Awesome window manager stops recognizing shortcuts

awesomekeyboard shortcuts

I recently started using Awesome (the X windows manager) in my Ubuntu. It is awesome! But some times (once a day max) it kinda crashes — or at least stop accepting shortcuts input. I get stuck on the workspace (tag, I belive they call it) I am. Clicking on the other ones, or using Mod4+numbers won't work. It simply stops listening. If I type mod4+j, it types j, as if only the awesome's keylistener had aborted or something. But everything runs fine in the current workspace, the awesome UI still render on the top, and even the clock keeps ticking!

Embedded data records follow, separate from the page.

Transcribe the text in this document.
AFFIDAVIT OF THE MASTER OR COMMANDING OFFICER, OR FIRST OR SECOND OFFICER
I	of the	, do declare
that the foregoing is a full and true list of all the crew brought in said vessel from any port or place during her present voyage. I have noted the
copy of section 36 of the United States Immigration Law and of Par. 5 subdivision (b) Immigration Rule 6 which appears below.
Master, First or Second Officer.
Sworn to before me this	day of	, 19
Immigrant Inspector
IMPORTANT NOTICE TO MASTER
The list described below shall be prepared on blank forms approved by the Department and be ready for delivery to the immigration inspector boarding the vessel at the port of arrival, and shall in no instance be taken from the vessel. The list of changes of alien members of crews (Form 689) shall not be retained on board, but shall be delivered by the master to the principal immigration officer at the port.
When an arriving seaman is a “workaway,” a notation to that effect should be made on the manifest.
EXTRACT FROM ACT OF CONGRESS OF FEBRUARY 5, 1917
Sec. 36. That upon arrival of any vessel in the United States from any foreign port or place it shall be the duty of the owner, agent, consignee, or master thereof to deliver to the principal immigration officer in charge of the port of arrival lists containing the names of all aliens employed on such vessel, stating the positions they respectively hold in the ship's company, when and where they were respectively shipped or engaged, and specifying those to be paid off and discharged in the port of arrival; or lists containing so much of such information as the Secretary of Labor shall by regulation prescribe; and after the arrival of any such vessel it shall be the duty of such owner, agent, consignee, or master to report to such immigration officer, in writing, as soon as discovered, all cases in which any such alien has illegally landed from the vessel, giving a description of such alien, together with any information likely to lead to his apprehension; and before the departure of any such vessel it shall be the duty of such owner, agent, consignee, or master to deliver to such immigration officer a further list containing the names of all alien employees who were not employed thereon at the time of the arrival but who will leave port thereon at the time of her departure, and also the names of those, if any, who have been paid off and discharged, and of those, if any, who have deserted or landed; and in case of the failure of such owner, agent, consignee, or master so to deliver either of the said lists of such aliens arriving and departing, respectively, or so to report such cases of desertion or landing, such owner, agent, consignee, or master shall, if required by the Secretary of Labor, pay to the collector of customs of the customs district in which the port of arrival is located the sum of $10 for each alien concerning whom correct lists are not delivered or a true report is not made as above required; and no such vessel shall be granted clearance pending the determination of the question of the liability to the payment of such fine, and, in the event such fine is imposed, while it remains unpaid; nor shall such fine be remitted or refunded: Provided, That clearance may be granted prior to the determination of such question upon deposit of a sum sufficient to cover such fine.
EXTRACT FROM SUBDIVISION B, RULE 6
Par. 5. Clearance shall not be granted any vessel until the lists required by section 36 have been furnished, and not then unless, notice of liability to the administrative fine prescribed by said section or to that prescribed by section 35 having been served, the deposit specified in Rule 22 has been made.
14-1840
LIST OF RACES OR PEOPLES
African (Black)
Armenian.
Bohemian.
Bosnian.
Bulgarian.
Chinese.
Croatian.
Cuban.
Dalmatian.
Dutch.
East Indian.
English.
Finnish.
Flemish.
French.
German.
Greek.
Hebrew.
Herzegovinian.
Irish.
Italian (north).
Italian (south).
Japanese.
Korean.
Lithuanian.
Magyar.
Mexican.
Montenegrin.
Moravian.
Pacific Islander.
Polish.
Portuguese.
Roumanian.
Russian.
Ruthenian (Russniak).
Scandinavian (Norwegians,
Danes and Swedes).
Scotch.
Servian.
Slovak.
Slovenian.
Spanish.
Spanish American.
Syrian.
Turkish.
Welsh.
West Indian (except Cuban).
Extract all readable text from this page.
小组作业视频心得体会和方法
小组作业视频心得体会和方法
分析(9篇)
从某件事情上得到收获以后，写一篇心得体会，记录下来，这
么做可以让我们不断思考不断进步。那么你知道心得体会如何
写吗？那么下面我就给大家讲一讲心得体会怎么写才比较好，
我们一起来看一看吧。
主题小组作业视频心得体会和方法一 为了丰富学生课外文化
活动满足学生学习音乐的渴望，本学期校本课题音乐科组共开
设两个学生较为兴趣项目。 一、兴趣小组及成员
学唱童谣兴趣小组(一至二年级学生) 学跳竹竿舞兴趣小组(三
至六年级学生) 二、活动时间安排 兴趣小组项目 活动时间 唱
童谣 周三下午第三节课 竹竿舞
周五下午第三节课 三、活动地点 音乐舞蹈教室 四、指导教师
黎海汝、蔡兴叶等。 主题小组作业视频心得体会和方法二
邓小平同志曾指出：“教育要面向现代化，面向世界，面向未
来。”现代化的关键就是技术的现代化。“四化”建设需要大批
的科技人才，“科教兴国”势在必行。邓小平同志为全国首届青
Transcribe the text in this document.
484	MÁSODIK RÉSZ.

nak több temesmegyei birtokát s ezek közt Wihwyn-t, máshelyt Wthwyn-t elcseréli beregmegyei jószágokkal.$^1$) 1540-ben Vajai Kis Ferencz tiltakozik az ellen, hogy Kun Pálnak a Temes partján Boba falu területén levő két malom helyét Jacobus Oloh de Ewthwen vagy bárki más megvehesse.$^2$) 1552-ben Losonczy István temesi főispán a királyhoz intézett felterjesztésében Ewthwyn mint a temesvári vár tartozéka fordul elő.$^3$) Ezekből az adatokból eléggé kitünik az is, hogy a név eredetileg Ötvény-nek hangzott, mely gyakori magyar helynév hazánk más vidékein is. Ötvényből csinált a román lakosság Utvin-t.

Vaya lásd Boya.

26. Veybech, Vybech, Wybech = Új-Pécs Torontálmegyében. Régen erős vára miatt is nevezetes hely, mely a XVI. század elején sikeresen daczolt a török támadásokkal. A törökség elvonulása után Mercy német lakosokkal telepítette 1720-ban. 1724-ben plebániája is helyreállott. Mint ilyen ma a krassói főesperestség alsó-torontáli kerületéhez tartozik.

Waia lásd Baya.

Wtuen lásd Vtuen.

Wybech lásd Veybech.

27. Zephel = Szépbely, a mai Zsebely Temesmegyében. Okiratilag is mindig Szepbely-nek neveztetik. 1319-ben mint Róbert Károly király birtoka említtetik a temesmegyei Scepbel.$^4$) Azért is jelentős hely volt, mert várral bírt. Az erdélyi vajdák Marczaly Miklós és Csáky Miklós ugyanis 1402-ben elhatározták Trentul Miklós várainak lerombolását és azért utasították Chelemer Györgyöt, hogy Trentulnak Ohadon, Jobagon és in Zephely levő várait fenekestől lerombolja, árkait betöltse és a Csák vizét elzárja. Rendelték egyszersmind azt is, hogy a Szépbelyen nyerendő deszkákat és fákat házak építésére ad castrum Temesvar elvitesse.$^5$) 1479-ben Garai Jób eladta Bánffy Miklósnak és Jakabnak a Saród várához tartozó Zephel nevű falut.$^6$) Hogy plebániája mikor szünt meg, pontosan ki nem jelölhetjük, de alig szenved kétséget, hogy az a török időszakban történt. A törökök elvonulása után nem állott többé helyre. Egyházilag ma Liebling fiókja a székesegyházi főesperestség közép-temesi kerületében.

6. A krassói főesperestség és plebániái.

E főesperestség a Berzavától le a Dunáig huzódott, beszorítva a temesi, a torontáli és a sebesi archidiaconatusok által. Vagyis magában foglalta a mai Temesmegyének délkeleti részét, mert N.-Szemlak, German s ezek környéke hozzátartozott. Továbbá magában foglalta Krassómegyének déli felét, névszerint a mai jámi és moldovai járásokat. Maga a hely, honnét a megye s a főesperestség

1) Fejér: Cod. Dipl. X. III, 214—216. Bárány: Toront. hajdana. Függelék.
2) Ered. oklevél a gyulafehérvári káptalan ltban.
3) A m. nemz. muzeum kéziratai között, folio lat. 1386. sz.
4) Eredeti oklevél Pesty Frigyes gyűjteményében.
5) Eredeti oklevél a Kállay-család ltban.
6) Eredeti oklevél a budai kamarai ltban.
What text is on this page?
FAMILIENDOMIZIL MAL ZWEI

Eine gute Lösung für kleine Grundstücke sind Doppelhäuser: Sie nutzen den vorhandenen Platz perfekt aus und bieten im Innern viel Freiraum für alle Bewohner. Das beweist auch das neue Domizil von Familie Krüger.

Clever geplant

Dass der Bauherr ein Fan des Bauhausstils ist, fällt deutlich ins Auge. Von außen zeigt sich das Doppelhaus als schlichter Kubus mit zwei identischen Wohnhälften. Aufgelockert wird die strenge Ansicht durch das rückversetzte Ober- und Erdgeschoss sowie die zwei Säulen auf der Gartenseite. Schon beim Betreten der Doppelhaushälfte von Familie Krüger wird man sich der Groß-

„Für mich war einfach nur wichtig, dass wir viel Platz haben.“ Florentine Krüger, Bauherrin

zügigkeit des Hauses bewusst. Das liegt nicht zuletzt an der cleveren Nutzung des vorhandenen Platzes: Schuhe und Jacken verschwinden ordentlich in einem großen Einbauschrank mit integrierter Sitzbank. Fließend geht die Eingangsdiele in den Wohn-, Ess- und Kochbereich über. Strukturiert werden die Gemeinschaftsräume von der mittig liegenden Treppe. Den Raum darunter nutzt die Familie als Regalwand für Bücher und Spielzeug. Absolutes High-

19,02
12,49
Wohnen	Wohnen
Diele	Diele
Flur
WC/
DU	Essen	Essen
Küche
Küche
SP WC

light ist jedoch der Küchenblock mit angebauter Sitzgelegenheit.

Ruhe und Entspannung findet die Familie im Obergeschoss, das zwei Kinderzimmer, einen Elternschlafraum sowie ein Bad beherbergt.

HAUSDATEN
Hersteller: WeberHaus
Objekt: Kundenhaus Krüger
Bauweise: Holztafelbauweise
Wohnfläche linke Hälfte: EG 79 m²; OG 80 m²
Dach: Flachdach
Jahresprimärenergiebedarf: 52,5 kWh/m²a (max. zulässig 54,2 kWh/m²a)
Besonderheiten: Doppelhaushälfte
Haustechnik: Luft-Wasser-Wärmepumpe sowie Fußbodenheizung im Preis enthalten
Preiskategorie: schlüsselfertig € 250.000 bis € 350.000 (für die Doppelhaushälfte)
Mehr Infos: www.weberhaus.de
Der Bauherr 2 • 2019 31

The only thing left to do is to manually shut down the machine, as I can't even turn it off properly… I have no idea what is going on. It might as well be a shortcut to disable all shortcuts or something that I eventually accidentally type, or a weird semi-crash, but I've searched Google a lot for references and found nothing. Does anyone have a clue on what happens and how to fix it (or better yet, prevent from happening)?

Best Answer

Going by your description, the window manager hasn't crashed: it's still responding to window-related events, the problem is that it is no longer detecting keyboard events.

What is probably happening is that your keyboard configuration has changed in a way that awesome doesn't recognize. Check that ignore_modifiers is set correctly: if it's missing Lock or your NumLock modifier, then your keyboard and mouse shortcuts won't work while Caps Lock / Num Lock are on. Also, check that the key that you think sends Mod4 is still sending that modifier.

To check what your keyboard is sending, run the command xev in a terminal and press keys in the xev window. If you press A then you should see something like

KeyPress event, serial 33, synthetic NO, window 0x4a00001,
    root 0xab, subw 0x0, time 291526925, (443,-11), root:(454,44),
    state 0x0, keycode 38 (keysym 0x61, a), same_screen YES,
    XLookupString gives 1 bytes: (61) "a"
    XmbLookupString gives 1 bytes: (61) "a"
    XFilterEvent returns: False

KeyRelease event, serial 33, synthetic NO, window 0x4a00001,
    root 0xab, subw 0x0, time 291527038, (443,-11), root:(454,44),
    state 0x0, keycode 38 (keysym 0x61, a), same_screen YES,
    XLookupString gives 1 bytes: (61) "a"
    XFilterEvent returns: False

If you see a state that's different from 0x0 then some modifier is on, for example 0x2 indicates that Caps Lock is on. When you press the Mod4 key, the state should change to 0x40.